Belén Funes (Barcelona, 1984) lleva en sus genes ese éxodo de la España rural de los años 70 que echó raíces en los barrios obreros de las grandes ciudades. Del paisaje de esa periferia urbana nació su primera película, ‘La hija de un ladrón’ (2019) en la que Greta Fernández ponía cara a la precariedad, tanto la económica como la afectiva. Ahí tiene su origen también este segundo largometraje, que arranca en un pueblo de Jaén, tierra de donde se marchó su padre en busca de algo más próspero. «A los que se fueron con todo a cuestas se les bautizó como ‘tortugas’ y, hoy en día, en la cultura de lo oral, todavía se les conoce así», explica la directora.
Pero su película no habla solo de eso, ni mucho menos. Su guion es lo más parecido a un puzle de cientos de piezas diminutas que solo con mucho tesón (y en su caso un talento enorme) se consigue encajar hasta la última. Ha logrado meter el duelo por un padre y un marido, las relaciones entre madres e hijas, la crisis de la vivienda, la hermandad que forman las mujeres ante la necesidad, el retrato de un mundo agrícola que se acaba, la educación como frágil ascensor social o los sueños que legítimamente hay que acariciar, vengas de donde vengas. Y el resultado es puro cine social, deudor de los Dardenne, atravesado por una mirada genuinamente femenina. Eduard Fernández, a quien dirigió en la mencionada ‘La hija de un ladrón’, se deshizo entonces en elogios hacia ella. «La conocí cuando ejercía de meritoria en ‘Tres días con la familia’ (Mar Coll, 2009). Ya era muy buena. He rodado con directores muy experimentados que saben mucho menos que ella y me hacen sentir más perdido». Esta segunda película, que le ha llevado seis años levantar, parece confirmar lo que nos decía el actor.
Hay muchas películas que se echan a perder precisamente por intentar abarcar demasiados temas. ¿Por qué asumiste este reto?
Porque siempre creo que nunca más voy a hacer una película, así que voy con todo, cuento todo aquello de lo que quiero hablar por si no hay otra ocasión. En la escritura del guion asumimos que la película temáticamente era muy barroca y el proceso fue un desafío.
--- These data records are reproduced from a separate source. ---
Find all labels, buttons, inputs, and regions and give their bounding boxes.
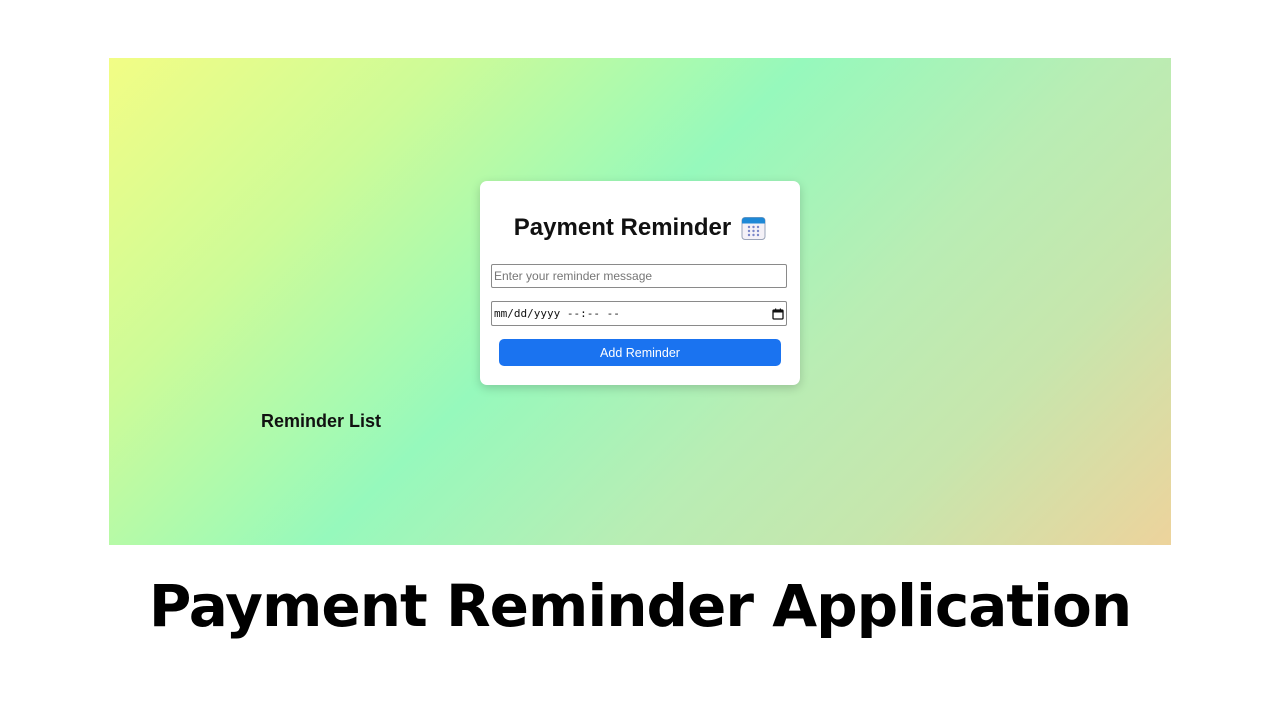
slide-caption: Payment Reminder Application — [148, 572, 1132, 640]
add-reminder-button[interactable]: Add Reminder — [499, 339, 781, 366]
reminder-form-card: Payment Reminder mm/dd/yyyy --:-- -- — [480, 181, 800, 385]
app-viewport: Payment Reminder mm/dd/yyyy --:-- -- — [109, 58, 1171, 545]
reminder-list-heading: Reminder List — [261, 411, 382, 431]
calendar-picker-icon[interactable] — [772, 308, 784, 320]
reminder-datetime-input[interactable]: mm/dd/yyyy --:-- -- — [491, 301, 787, 326]
datetime-placeholder: mm/dd/yyyy --:-- -- — [494, 307, 620, 320]
reminder-message-input[interactable] — [491, 264, 787, 288]
form-title: Payment Reminder — [513, 214, 732, 241]
calendar-icon — [741, 216, 766, 240]
form-header: Payment Reminder — [480, 211, 800, 245]
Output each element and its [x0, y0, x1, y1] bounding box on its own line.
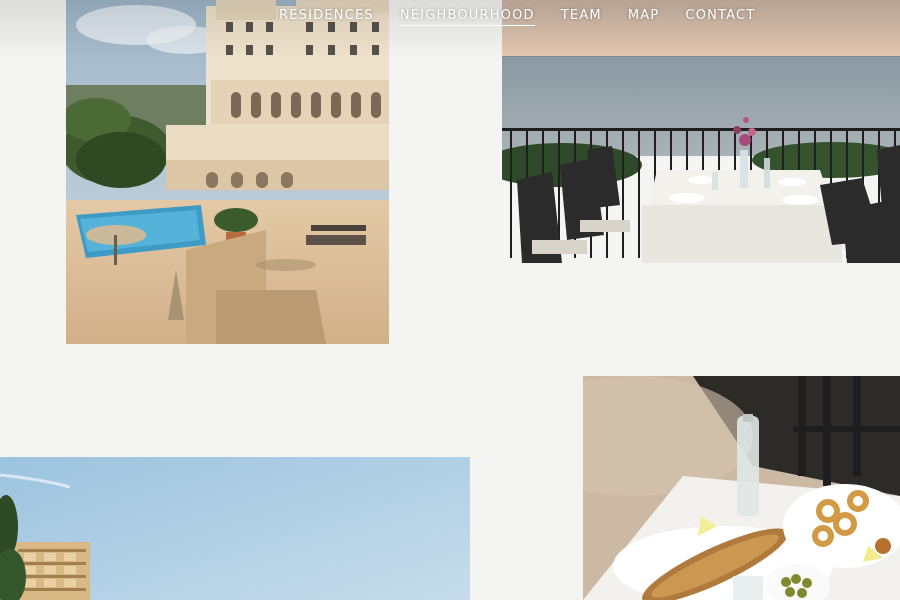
neighbourhood-page: RESIDENCES NEIGHBOURHOOD TEAM MAP CONTAC…	[0, 0, 900, 600]
hotel-terrace-photo	[66, 0, 389, 344]
nav-map-link[interactable]: MAP	[628, 8, 660, 25]
coastal-buildings-photo	[0, 457, 470, 600]
nav-menu: RESIDENCES NEIGHBOURHOOD TEAM MAP CONTAC…	[279, 6, 755, 26]
nav-residences-link[interactable]: RESIDENCES	[279, 8, 374, 25]
seafood-plate-photo	[583, 376, 900, 600]
sea-view-dining-photo	[502, 0, 900, 263]
nav-neighbourhood-link[interactable]: NEIGHBOURHOOD	[399, 8, 535, 26]
nav-contact-link[interactable]: CONTACT	[685, 8, 755, 25]
nav-team-link[interactable]: TEAM	[561, 8, 602, 25]
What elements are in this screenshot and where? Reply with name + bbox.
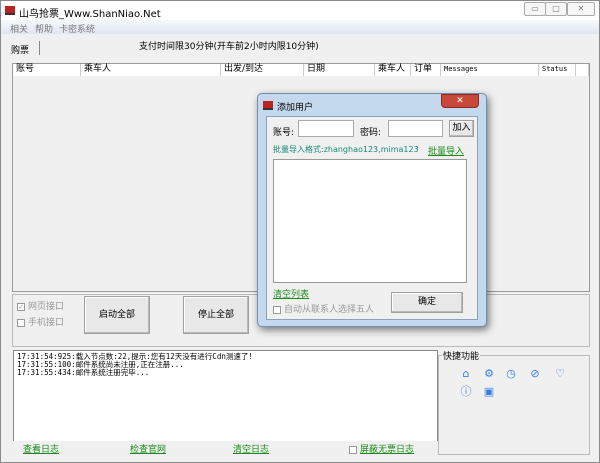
hide-noticket-log-checkbox[interactable]: 屏蔽无票日志 xyxy=(349,442,414,455)
checkbox-checked-icon: ✓ xyxy=(17,302,25,311)
col-passenger[interactable]: 乘车人 xyxy=(81,64,221,76)
col-messages[interactable]: Messages xyxy=(441,64,539,76)
checkbox-icon xyxy=(17,318,25,327)
stop-all-button[interactable]: 停止全部 xyxy=(183,296,249,334)
window-title: 山鸟抢票_Www.ShanNiao.Net xyxy=(19,9,161,20)
quick-functions-title: 快捷功能 xyxy=(442,349,481,362)
col-filler xyxy=(576,64,589,76)
log-box[interactable]: 17:31:54:925:载入节点数:22,提示:您有12天没有进行Cdn测速了… xyxy=(13,350,438,455)
clear-log-link[interactable]: 清空日志 xyxy=(233,442,269,455)
col-status[interactable]: Status xyxy=(539,64,576,76)
start-all-button[interactable]: 启动全部 xyxy=(84,296,150,334)
home-icon[interactable]: ⌂ xyxy=(460,368,472,380)
col-date[interactable]: 日期 xyxy=(304,64,375,76)
col-route[interactable]: 出发/到达 xyxy=(221,64,304,76)
check-site-link[interactable]: 检查官网 xyxy=(130,442,166,455)
dialog-body: 账号: 密码: 加入 批量导入格式:zhanghao123,mima123 批量… xyxy=(266,116,478,320)
menu-help[interactable]: 帮助 xyxy=(35,22,53,35)
dialog-title: 添加用户 xyxy=(277,103,314,113)
info-icon[interactable]: ⓘ xyxy=(460,386,472,398)
clock-icon[interactable]: ◷ xyxy=(505,368,517,380)
auto-select-checkbox[interactable]: 自动从联系人选择五人 xyxy=(273,302,374,315)
view-log-link[interactable]: 查看日志 xyxy=(23,442,59,455)
account-input[interactable] xyxy=(298,120,354,137)
dialog-close-button[interactable]: ✕ xyxy=(441,94,479,108)
contact-icon[interactable]: ▣ xyxy=(483,386,495,398)
mobile-api-checkbox[interactable]: 手机接口 xyxy=(17,315,64,328)
title-bar: 山鸟抢票_Www.ShanNiao.Net ▭ □ ✕ xyxy=(1,1,599,20)
password-input[interactable] xyxy=(388,120,443,137)
col-order[interactable]: 订单 xyxy=(411,64,441,76)
checkbox-icon xyxy=(349,445,357,454)
confirm-button[interactable]: 确定 xyxy=(391,292,463,313)
settings-icon[interactable]: ⚙ xyxy=(483,368,495,380)
close-button[interactable]: ✕ xyxy=(567,2,595,16)
tab-buy-ticket[interactable]: 购票 xyxy=(11,43,29,56)
tab-divider xyxy=(39,41,40,55)
password-label: 密码: xyxy=(360,128,382,138)
clear-list-link[interactable]: 清空列表 xyxy=(273,287,309,300)
add-user-dialog: 添加用户 ✕ 账号: 密码: 加入 批量导入格式:zhanghao123,mim… xyxy=(257,93,487,327)
web-api-checkbox[interactable]: ✓ 网页接口 xyxy=(17,299,64,312)
payment-notice: 支付时间限30分钟(开车前2小时内限10分钟) xyxy=(139,42,319,52)
maximize-button[interactable]: □ xyxy=(545,2,567,16)
dialog-app-icon xyxy=(263,101,273,110)
add-button[interactable]: 加入 xyxy=(449,120,474,137)
main-window: 山鸟抢票_Www.ShanNiao.Net ▭ □ ✕ 相关 帮助 卡密系统 购… xyxy=(0,0,600,463)
batch-import-link[interactable]: 批量导入 xyxy=(428,144,464,157)
menu-card-system[interactable]: 卡密系统 xyxy=(59,22,95,35)
account-label: 账号: xyxy=(273,128,295,138)
batch-format-hint: 批量导入格式:zhanghao123,mima123 xyxy=(273,145,419,154)
checkbox-icon xyxy=(273,305,281,314)
col-passenger-2[interactable]: 乘车人 xyxy=(375,64,411,76)
minimize-button[interactable]: ▭ xyxy=(524,2,546,16)
app-icon xyxy=(5,6,15,15)
compass-icon[interactable]: ⊘ xyxy=(529,368,541,380)
menu-related[interactable]: 相关 xyxy=(10,22,28,35)
col-account[interactable]: 账号 xyxy=(13,64,81,76)
user-list[interactable] xyxy=(273,159,467,283)
menu-bar: 相关 帮助 卡密系统 xyxy=(1,20,599,35)
heart-icon[interactable]: ♡ xyxy=(554,368,566,380)
log-line: 17:31:55:434:邮件系统注册完毕... xyxy=(17,368,150,377)
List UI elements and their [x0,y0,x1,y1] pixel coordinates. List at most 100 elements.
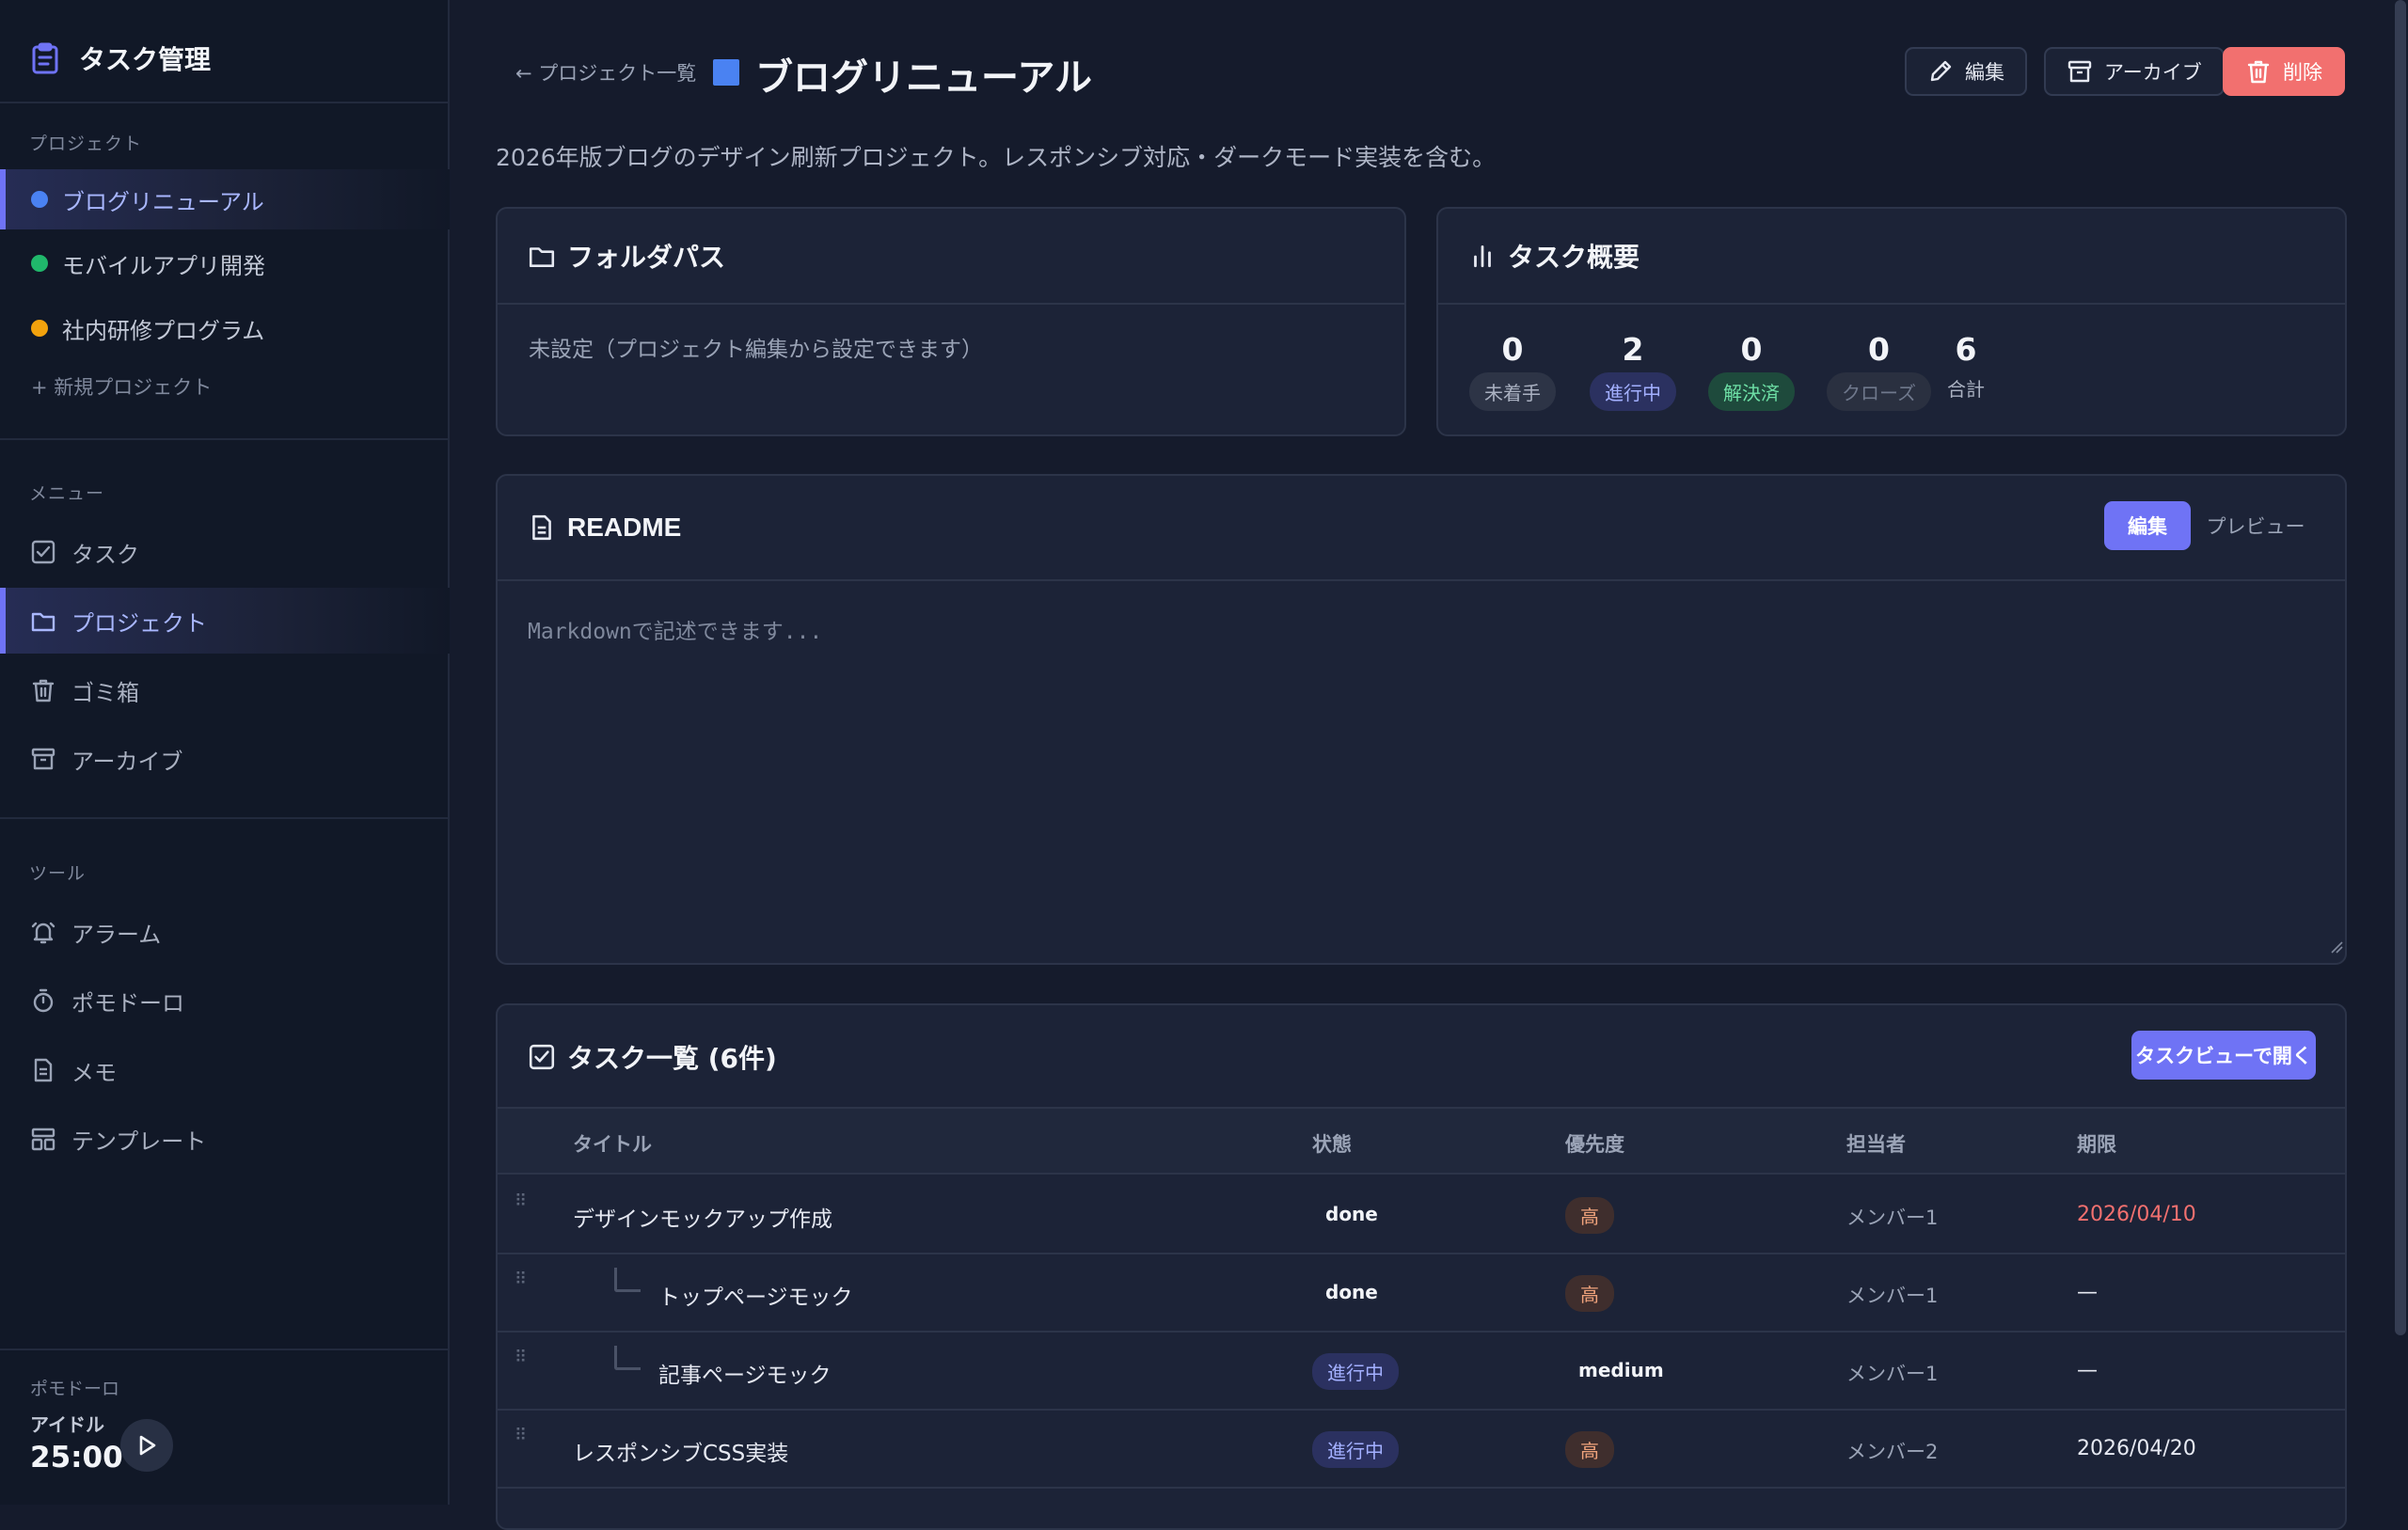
stat-count: 2 [1622,331,1644,368]
table-row[interactable]: ⠿ レスポンシブCSS実装 進行中 高 メンバー2 2026/04/20 [498,1411,2345,1489]
checkbox-icon [528,1043,556,1071]
project-color-dot [31,320,48,337]
column-header-status[interactable]: 状態 [1312,1129,1352,1158]
sidebar-project-training[interactable]: 社内研修プログラム [0,298,450,358]
back-to-projects-link[interactable]: ← プロジェクト一覧 [515,58,696,87]
assignee: メンバー1 [1846,1285,1939,1307]
archive-button[interactable]: アーカイブ [2044,47,2225,96]
task-list-header: タスク一覧 (6件) [498,1005,2345,1109]
sidebar-item-trash[interactable]: ゴミ箱 [0,657,450,723]
sidebar-item-memo[interactable]: メモ [0,1037,450,1103]
stat-closed: 0 クローズ [1827,331,1931,411]
bell-icon [30,919,56,945]
trash-icon [2245,58,2272,85]
stat-label: 未着手 [1469,372,1556,411]
sidebar-project-mobile-app[interactable]: モバイルアプリ開発 [0,233,450,293]
pomodoro-play-button[interactable] [120,1419,173,1472]
stat-resolved: 0 解決済 [1708,331,1795,411]
archive-icon [30,746,56,772]
sidebar-item-label: テンプレート [71,1128,207,1155]
main-scrollbar[interactable] [2395,0,2406,1335]
sidebar-project-label: ブログリニューアル [62,188,264,215]
sidebar-item-pomodoro[interactable]: ポモドーロ [0,968,450,1033]
due-date: — [2077,1359,2098,1382]
stat-label: 進行中 [1590,372,1676,411]
drag-handle-icon[interactable]: ⠿ [515,1271,529,1288]
sidebar-item-alarm[interactable]: アラーム [0,899,450,965]
task-title[interactable]: レスポンシブCSS実装 [573,1435,788,1467]
edit-button[interactable]: 編集 [1905,47,2027,96]
drag-handle-icon[interactable]: ⠿ [515,1193,529,1210]
task-table-header: タイトル 状態 優先度 担当者 期限 [498,1107,2345,1175]
summary-card-title: タスク概要 [1508,242,1640,273]
sidebar-item-projects[interactable]: プロジェクト [0,588,450,654]
divider [0,438,450,440]
app-brand[interactable]: タスク管理 [30,36,211,81]
status-badge: 進行中 [1312,1353,1399,1390]
drag-handle-icon[interactable]: ⠿ [515,1349,529,1366]
open-task-view-button[interactable]: タスクビューで開く [2131,1031,2316,1080]
status-badge: done [1325,1203,1378,1225]
readme-card-header: README [498,476,2345,581]
stat-count: 0 [1868,331,1890,368]
tools-section-label: ツール [29,863,87,884]
readme-textarea[interactable]: Markdownで記述できます... [498,581,2345,963]
project-color-dot [31,191,48,208]
table-row[interactable]: ⠿ トップページモック done 高 メンバー1 — [498,1254,2345,1333]
readme-title: README [567,513,682,542]
pomodoro-state: アイドル [30,1413,104,1436]
resize-handle-icon[interactable] [2330,940,2343,954]
sidebar-item-templates[interactable]: テンプレート [0,1106,450,1172]
timer-icon [30,987,56,1014]
edit-button-label: 編集 [1965,61,2004,84]
assignee: メンバー2 [1846,1441,1939,1463]
clipboard-icon [30,42,60,74]
sidebar-item-tasks[interactable]: タスク [0,519,450,585]
column-header-assignee[interactable]: 担当者 [1846,1129,1906,1158]
sidebar-item-label: アーカイブ [71,748,183,775]
priority-badge: 高 [1565,1197,1614,1234]
document-icon [528,513,556,542]
drag-handle-icon[interactable]: ⠿ [515,1427,529,1444]
task-title[interactable]: 記事ページモック [658,1357,832,1389]
divider [0,1349,450,1350]
status-badge: done [1325,1281,1378,1303]
stat-count: 6 [1955,331,1977,368]
task-title[interactable]: デザインモックアップ作成 [573,1201,832,1233]
trash-icon [30,677,56,703]
assignee: メンバー1 [1846,1363,1939,1385]
column-header-due[interactable]: 期限 [2077,1129,2116,1158]
app-title: タスク管理 [79,44,212,75]
sidebar: タスク管理 プロジェクト ブログリニューアル モバイルアプリ開発 社内研修プログ… [0,0,450,1505]
column-header-title[interactable]: タイトル [573,1129,652,1158]
due-date: 2026/04/20 [2077,1437,2196,1460]
new-project-link[interactable]: + 新規プロジェクト [31,372,212,401]
pomodoro-time: 25:00 [30,1441,123,1475]
table-row[interactable]: ⠿ 記事ページモック 進行中 medium メンバー1 — [498,1333,2345,1411]
delete-button[interactable]: 削除 [2223,47,2345,96]
readme-edit-tab[interactable]: 編集 [2104,501,2191,550]
sidebar-project-blog-renewal[interactable]: ブログリニューアル [0,169,450,229]
sidebar-project-label: 社内研修プログラム [62,317,265,344]
sidebar-item-label: タスク [71,541,139,568]
bar-chart-icon [1468,242,1497,270]
sidebar-item-label: プロジェクト [71,609,207,637]
sidebar-item-label: ゴミ箱 [71,679,139,706]
assignee: メンバー1 [1846,1207,1939,1229]
stat-total: 6 合計 [1943,331,1988,403]
readme-preview-tab[interactable]: プレビュー [2205,501,2306,550]
archive-icon [2067,58,2093,85]
stat-label: 解決済 [1708,372,1795,411]
sidebar-item-archive[interactable]: アーカイブ [0,726,450,792]
summary-card-header: タスク概要 [1438,209,2345,305]
folder-icon [528,242,556,270]
stat-in-progress: 2 進行中 [1590,331,1676,411]
priority-badge: 高 [1565,1431,1614,1468]
folder-icon [30,607,56,634]
task-title[interactable]: トップページモック [658,1279,853,1311]
column-header-priority[interactable]: 優先度 [1565,1129,1624,1158]
due-date: 2026/04/10 [2077,1203,2196,1226]
template-icon [30,1126,56,1152]
folder-card-title: フォルダパス [567,242,726,273]
table-row[interactable]: ⠿ デザインモックアップ作成 done 高 メンバー1 2026/04/10 [498,1176,2345,1254]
Mucha gente nos advirtió precisamente de esto, pero arriesgamos y creo que algo salió. La clave fue crear una estructura de intersección, en cuyo centro estaba Delia. Es una mujer que acaba de vivir una tragedia, pero no puede hacer un duelo porque tiene que resolver un presente superhostil. En ella impactan todas esas circunstancias que están muy presentes en nuestra vida.
¿Qué idea o trama no estabas dispuesta a sacrificar en ese proceso de escritura y ordenación de temas del que hablas?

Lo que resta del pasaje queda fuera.